Simon has fetched the suitcases. He places them on the floor in front of the range. “Will I bring them upstairs?” he asks. He squirms in his jacket, his big brown hands emerging like canoe paddles from the cuffs of his shirt.
“That’d be great, Simon. Thanks. We’ll all have a drink when you come down.”
“I’d better change into my working clothes and round the cows up for milking.”
“I’d forgotten about the milking. Is that the time? It’s later than I thought. That’s a shame, Simon. I’ll keep your dinner for you.”

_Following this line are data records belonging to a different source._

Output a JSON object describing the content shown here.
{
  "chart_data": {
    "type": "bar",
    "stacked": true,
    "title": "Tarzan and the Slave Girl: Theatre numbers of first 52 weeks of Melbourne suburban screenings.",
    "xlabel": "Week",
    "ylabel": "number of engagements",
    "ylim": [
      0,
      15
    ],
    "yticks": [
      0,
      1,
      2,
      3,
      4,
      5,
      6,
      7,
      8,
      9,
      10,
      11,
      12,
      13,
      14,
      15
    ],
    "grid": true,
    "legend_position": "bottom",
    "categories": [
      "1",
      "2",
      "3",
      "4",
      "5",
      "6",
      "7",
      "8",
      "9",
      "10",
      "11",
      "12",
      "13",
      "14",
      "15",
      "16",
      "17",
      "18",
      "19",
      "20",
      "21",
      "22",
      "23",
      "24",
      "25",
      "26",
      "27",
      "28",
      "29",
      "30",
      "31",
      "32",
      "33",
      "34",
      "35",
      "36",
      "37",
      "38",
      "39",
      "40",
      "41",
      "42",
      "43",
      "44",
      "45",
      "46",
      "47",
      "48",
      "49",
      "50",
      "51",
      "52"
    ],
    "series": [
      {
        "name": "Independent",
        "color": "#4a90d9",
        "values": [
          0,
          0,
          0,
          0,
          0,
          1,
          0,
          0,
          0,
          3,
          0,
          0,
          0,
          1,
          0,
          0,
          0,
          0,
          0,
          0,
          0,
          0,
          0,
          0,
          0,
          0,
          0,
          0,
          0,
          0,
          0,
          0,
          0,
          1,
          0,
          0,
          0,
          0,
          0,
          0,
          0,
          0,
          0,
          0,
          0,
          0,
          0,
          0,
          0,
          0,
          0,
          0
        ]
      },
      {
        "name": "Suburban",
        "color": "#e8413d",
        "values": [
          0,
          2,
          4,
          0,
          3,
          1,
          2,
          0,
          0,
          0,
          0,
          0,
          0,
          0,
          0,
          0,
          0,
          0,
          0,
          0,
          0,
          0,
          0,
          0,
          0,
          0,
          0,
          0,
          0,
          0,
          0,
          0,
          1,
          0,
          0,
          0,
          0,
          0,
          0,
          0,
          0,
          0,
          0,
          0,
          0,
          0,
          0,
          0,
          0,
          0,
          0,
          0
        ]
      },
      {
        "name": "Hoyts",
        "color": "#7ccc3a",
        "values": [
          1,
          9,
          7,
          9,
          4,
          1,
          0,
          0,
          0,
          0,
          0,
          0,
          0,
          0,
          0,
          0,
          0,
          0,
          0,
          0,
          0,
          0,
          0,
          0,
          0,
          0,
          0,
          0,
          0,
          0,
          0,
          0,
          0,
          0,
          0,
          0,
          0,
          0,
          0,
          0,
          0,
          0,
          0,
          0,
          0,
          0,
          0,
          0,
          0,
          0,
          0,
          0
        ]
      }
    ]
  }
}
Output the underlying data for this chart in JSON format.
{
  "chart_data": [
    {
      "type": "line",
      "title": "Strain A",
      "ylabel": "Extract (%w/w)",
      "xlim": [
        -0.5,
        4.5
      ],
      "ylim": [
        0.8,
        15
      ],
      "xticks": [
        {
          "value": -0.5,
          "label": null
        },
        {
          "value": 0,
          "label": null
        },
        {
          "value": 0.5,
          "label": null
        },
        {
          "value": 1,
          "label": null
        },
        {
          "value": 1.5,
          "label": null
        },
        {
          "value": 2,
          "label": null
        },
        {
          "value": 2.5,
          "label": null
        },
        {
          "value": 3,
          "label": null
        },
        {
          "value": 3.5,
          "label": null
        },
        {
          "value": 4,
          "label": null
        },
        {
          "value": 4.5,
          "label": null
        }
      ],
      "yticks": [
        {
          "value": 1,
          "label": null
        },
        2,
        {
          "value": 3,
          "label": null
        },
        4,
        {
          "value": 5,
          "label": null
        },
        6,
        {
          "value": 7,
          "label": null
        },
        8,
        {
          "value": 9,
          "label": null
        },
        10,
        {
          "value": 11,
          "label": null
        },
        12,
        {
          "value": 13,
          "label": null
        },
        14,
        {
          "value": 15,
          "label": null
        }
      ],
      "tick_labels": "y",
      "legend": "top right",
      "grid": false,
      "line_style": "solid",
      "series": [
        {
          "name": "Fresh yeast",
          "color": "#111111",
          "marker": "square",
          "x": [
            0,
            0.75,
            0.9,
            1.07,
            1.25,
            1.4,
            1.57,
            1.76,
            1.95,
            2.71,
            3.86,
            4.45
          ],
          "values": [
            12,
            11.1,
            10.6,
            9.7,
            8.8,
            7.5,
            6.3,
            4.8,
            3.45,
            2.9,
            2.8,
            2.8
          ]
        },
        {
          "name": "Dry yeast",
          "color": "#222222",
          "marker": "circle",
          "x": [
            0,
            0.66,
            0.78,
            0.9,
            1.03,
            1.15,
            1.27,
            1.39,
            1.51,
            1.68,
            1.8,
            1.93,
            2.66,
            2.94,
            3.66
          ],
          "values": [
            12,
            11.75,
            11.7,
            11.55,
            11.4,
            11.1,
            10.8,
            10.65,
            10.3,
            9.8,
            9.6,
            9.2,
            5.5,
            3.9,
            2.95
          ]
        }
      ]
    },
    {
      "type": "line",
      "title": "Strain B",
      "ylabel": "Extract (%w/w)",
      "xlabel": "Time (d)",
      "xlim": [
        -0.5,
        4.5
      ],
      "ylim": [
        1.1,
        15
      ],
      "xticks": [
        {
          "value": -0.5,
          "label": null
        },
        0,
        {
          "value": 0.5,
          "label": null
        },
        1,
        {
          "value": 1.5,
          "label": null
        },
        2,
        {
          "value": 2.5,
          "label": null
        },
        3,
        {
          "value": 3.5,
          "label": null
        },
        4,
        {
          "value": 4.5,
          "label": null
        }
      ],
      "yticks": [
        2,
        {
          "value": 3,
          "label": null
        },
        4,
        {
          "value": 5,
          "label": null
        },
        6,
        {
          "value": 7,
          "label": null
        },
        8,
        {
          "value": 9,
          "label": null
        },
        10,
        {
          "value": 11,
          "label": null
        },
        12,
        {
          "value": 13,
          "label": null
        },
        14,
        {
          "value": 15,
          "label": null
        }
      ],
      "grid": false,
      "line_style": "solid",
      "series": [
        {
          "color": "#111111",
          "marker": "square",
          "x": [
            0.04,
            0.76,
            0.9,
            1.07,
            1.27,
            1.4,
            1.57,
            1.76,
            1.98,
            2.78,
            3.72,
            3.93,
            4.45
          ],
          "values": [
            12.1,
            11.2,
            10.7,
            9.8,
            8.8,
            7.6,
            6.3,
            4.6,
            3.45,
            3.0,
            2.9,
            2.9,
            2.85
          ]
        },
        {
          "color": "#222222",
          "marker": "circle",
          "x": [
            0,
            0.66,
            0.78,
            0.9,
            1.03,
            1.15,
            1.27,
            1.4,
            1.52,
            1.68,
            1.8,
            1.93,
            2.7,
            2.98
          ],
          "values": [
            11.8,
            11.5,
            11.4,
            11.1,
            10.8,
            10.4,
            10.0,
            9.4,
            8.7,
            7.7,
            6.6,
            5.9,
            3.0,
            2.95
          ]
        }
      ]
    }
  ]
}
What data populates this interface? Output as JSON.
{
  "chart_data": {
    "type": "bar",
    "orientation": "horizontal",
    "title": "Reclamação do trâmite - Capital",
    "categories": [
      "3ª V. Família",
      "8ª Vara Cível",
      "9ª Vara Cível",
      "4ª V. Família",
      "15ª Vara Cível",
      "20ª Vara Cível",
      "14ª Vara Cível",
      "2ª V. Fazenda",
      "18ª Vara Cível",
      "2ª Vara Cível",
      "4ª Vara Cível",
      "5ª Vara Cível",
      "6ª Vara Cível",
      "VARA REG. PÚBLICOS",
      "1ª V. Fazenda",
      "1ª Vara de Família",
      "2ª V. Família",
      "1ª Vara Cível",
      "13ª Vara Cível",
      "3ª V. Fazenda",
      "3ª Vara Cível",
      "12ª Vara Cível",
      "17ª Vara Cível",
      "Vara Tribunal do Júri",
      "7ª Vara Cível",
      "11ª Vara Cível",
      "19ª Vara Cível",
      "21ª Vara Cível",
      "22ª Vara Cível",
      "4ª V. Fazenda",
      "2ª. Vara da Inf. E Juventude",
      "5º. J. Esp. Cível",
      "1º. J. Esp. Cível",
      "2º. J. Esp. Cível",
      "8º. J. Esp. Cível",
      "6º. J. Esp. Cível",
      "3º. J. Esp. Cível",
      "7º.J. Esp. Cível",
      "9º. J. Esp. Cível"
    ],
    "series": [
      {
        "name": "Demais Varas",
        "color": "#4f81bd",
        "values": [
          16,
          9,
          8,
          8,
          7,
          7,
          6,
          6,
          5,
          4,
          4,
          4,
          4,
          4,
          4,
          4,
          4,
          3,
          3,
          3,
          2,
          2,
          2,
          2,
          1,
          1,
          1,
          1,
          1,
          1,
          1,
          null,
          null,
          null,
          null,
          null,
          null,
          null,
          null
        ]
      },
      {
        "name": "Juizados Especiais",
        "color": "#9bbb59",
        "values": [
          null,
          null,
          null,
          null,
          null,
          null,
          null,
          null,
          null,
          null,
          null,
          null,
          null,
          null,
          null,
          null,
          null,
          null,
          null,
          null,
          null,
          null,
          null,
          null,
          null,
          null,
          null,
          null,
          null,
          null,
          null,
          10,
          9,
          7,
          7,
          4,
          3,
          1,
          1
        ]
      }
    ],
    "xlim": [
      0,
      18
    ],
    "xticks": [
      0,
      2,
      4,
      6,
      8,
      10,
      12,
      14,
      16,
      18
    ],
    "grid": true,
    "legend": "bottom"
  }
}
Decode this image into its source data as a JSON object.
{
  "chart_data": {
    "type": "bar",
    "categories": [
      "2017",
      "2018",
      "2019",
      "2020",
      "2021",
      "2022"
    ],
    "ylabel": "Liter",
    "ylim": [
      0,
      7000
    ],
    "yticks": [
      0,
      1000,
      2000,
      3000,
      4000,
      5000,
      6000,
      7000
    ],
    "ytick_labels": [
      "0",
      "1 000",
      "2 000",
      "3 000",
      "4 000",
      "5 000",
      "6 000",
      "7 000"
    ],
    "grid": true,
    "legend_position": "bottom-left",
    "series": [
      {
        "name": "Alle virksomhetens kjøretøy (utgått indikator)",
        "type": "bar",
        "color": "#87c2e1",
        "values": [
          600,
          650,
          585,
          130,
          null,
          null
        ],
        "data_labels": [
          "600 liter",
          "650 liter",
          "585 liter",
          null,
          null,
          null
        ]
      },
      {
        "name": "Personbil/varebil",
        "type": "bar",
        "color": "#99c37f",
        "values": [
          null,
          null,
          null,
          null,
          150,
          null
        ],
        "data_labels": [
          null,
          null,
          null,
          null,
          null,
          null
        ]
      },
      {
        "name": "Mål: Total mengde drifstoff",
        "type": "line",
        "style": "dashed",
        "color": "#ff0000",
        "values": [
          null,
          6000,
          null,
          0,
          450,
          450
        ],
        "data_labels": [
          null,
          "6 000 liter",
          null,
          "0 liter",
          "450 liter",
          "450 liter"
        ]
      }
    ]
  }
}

“Does he eat with you?” the woman asks, as if she doesn’t approve, when Simon is gone.
“Simon’s like one of the family,” Beatrice says.
Kerry grimaces and all goes quiet. “Why not sit down for refreshments,” Beatrice suggests.
“The kitchen looks different,” Andy comments. “It’s not the way I remember.”
“The old kitchen? That whole thing was falling apart. I had to replace it.”
“Yes, but you’ve moved things. The sink used to be over by the wall.”
“It’s much better where it is now. What’ll you have to drink, Kerry?”
“She’ll take a sherry,” Andy says.
“Do you have white wine?” Kerry asks, ignoring Andy, who casts a reproachful look at her.
“There’s wine in the fridge. Sauvignon Blanc okay, Kerry?” Beatrice cuts in. She’s bought enough alcohol to stock a mini-bar.
“Thanks.”
“This is a bit late for dinner. It’s usually in the middle of the day here,” Andy says to his wife as they sit at the kitchen table.